The Jewish quarter in Jerusalem boasts spraypaint and propaganda stickers placed over Arabic street names. It's also pretty easy to find shops touting right-wing propaganda espousing the strength of the Israeli military. Some people might call it just plain rude and unnecessary. To me, however, it's another sign of organized religion's drive to dominate the media, government, and souls of the innocent and unwilling. This is an out in the open issue in Israel, and it's far more important to Israeli youth than continuing the war. Israel might've done all right with policies of oppression and preemption to win the 6-day War and Yom Kippur War, but times have changed and these tactics will destroy it as surely as any army.

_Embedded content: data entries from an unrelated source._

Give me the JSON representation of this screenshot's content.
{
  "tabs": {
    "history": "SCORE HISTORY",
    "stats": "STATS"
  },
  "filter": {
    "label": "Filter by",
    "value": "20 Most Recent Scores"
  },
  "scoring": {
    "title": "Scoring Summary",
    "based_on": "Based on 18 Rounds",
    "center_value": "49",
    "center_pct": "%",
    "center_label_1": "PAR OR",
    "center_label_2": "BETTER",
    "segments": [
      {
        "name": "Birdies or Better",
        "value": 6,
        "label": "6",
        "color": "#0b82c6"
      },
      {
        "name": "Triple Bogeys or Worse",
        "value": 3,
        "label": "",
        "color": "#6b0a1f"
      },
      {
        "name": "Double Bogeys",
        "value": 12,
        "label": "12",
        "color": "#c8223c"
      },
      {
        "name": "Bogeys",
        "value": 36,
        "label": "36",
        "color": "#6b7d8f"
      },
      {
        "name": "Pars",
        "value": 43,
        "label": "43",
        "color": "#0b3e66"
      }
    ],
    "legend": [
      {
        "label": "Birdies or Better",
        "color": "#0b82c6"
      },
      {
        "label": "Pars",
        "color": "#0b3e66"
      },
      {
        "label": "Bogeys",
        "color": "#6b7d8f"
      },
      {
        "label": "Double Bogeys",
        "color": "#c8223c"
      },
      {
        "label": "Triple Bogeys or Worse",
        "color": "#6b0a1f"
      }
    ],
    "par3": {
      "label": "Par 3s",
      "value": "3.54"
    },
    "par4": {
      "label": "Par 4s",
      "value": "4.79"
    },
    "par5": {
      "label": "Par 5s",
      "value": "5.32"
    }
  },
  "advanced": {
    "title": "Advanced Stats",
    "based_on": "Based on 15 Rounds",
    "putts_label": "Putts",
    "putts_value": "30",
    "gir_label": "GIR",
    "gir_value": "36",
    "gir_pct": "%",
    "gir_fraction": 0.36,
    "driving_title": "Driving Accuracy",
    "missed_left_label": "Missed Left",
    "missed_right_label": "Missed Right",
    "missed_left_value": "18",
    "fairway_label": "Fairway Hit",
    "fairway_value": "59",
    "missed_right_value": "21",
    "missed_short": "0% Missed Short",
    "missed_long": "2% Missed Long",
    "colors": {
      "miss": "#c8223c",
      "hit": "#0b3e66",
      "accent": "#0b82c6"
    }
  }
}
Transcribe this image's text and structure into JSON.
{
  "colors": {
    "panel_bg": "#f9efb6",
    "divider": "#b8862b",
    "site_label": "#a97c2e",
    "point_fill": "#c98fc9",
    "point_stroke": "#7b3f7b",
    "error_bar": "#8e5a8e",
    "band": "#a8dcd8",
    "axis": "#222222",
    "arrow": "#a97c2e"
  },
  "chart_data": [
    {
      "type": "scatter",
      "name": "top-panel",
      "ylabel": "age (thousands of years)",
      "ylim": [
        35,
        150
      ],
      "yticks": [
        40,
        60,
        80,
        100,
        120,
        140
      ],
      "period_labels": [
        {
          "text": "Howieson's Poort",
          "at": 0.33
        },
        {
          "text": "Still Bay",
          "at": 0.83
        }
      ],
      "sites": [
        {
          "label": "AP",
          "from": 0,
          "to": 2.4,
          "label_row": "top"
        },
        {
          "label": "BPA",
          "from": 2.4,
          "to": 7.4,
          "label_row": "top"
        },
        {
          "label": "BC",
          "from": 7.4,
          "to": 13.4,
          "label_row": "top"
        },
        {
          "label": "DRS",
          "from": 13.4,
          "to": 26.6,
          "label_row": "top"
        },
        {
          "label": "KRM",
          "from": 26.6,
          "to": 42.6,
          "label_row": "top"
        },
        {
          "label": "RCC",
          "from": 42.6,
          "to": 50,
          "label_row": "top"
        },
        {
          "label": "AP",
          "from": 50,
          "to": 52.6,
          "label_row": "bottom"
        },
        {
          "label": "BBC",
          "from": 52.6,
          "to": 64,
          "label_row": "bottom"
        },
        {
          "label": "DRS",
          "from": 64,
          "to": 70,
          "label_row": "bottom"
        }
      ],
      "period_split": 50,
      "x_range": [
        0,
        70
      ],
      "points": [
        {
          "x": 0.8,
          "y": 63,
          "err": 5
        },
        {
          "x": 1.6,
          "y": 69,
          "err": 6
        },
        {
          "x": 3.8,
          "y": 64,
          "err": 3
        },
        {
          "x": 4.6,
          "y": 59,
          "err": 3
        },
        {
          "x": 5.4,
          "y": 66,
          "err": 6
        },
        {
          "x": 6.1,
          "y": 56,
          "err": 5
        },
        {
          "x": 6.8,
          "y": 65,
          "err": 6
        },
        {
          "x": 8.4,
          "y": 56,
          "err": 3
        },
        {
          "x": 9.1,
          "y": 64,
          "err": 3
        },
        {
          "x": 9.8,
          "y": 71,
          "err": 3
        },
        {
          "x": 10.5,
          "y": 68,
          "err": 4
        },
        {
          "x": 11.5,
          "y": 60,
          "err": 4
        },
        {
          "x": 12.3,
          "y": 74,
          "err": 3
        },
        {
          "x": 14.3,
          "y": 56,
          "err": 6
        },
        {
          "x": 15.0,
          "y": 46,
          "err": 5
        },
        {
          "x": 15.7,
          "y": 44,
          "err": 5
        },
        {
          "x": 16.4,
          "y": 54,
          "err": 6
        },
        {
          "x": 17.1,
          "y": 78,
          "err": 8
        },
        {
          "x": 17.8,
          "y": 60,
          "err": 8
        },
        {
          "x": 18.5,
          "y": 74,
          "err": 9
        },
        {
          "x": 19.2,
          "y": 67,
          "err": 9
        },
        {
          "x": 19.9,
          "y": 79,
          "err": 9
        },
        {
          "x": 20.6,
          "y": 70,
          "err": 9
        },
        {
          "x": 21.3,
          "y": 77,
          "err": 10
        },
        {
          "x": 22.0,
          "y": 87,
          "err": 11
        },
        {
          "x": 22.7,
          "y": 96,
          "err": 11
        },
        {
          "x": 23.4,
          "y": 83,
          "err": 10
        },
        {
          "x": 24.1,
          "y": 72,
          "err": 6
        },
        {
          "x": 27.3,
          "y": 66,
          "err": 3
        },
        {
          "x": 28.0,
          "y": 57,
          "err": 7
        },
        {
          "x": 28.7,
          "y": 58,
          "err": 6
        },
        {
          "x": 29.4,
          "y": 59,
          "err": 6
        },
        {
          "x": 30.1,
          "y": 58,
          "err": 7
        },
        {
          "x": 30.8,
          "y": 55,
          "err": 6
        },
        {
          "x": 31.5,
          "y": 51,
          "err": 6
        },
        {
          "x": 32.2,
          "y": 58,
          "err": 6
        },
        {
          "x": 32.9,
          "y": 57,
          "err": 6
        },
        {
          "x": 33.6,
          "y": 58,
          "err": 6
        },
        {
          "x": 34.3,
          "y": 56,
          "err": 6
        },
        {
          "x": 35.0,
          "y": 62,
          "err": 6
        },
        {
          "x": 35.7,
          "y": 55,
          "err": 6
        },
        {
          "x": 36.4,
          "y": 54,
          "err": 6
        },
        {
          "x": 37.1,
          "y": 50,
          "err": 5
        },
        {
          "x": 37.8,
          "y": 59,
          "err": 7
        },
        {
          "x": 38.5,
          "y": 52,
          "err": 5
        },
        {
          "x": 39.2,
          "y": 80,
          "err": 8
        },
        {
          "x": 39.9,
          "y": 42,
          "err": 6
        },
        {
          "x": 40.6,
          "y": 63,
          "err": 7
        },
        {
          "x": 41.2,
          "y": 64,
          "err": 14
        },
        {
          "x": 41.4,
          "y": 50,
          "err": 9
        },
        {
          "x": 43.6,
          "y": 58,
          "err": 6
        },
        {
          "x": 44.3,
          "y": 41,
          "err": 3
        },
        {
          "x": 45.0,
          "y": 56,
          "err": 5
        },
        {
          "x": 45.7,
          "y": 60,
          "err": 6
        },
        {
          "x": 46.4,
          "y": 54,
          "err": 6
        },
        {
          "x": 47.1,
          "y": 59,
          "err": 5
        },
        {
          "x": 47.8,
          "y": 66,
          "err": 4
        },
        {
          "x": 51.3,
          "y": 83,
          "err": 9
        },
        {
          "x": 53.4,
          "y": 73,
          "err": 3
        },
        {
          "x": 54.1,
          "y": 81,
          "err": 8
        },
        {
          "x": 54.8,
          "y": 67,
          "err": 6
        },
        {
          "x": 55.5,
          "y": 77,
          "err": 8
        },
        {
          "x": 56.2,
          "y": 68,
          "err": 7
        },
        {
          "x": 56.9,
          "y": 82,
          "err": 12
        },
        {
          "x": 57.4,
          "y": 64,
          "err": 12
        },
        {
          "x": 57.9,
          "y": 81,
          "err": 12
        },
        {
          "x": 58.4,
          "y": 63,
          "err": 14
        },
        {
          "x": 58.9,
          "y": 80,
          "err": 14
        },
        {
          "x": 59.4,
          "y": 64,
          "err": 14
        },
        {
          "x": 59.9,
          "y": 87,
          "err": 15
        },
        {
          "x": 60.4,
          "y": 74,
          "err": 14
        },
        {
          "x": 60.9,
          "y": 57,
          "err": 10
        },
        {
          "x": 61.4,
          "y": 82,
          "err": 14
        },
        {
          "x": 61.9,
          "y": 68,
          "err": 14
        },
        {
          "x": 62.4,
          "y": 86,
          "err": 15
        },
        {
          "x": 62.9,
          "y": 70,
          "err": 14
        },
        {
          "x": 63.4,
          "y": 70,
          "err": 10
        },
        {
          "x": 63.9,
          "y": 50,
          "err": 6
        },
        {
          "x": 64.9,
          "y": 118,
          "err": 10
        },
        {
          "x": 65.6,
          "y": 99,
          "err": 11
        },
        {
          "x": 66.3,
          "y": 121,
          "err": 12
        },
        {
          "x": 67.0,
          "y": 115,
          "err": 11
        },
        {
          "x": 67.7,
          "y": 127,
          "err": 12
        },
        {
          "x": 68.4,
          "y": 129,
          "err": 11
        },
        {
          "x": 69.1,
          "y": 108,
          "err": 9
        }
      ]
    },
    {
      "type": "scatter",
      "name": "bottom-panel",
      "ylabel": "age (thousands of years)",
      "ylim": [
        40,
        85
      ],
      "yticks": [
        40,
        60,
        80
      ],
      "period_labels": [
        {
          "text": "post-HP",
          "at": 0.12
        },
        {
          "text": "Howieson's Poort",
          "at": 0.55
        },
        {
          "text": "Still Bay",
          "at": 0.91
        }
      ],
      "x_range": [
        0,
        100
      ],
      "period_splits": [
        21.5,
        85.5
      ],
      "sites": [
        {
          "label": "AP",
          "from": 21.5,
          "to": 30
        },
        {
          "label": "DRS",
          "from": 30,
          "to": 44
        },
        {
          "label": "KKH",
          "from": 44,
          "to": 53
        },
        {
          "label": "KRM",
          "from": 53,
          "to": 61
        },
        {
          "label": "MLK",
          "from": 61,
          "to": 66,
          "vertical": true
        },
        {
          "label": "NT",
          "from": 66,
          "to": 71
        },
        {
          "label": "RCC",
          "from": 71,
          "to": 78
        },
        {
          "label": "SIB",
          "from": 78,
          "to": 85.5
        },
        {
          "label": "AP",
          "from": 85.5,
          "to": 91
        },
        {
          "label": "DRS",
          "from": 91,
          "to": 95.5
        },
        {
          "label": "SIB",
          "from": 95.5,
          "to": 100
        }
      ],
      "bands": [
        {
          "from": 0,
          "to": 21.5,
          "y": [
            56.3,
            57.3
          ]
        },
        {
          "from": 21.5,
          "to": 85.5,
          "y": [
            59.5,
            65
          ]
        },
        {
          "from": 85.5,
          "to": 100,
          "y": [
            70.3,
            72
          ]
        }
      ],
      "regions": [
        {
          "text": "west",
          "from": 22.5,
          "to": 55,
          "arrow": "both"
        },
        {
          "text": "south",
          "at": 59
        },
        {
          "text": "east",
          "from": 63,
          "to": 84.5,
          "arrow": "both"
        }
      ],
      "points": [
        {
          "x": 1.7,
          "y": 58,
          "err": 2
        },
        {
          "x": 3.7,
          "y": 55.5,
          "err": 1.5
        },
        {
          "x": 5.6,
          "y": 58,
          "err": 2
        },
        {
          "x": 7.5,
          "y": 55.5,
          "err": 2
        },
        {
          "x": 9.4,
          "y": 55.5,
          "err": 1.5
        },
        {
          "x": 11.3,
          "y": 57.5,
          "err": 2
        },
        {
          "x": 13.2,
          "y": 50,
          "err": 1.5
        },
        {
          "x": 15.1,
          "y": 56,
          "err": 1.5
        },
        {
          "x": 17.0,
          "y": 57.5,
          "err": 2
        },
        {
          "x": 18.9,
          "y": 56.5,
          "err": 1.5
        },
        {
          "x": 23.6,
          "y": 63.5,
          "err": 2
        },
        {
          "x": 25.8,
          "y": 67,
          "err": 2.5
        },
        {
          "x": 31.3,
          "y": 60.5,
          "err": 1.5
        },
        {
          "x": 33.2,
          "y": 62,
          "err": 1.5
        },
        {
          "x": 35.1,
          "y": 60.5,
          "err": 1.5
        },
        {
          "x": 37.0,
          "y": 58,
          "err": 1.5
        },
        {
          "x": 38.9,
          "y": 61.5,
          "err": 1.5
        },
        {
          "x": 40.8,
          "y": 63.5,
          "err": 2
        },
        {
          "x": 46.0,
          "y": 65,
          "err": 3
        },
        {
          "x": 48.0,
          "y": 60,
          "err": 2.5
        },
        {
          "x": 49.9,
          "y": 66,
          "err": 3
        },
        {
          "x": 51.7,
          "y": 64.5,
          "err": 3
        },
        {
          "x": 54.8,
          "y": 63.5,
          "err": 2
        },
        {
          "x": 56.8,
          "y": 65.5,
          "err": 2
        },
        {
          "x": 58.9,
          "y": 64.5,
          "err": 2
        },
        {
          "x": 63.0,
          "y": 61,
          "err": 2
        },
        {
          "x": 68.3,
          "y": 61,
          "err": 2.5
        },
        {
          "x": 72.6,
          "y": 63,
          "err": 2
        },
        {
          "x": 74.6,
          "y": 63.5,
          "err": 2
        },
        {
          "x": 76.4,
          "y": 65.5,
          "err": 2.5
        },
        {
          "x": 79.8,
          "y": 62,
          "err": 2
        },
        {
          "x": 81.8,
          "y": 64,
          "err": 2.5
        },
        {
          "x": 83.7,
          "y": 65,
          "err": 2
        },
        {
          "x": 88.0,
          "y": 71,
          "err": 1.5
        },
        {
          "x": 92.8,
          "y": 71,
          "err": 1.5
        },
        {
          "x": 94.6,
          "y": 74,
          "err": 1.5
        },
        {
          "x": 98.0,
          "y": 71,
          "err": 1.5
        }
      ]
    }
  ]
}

Not to get too carried away with the politics of the situation, but the same fear that's keeping tourists away from enjoying a fun time snorkeling in Eilat or the great shopping, food, and tobacco in Ramallah also leads to the violent bombing incidents you've all heard about in the news. You see people as enemies rather than fellow humans with families, and you launch that rocket without hesitation. But if it's in a place where your grandma shops to get bargains, you might think twice. The same goes for changing the minds of all the dipwad Americans who've ever said--"I know how to solve the Middle East conflict, let's just drop a nuke on 'em all!" Once you've been there, that joke goes from acceptable to abhorrent.

It's up to you to solve the problem and make peace happen. Go to Israel, visit Palestine, take a vacation, meet people. 100,000 more tourists a year will do more for the process than any rhetoric our governments can muster. Dig that funky shwarma.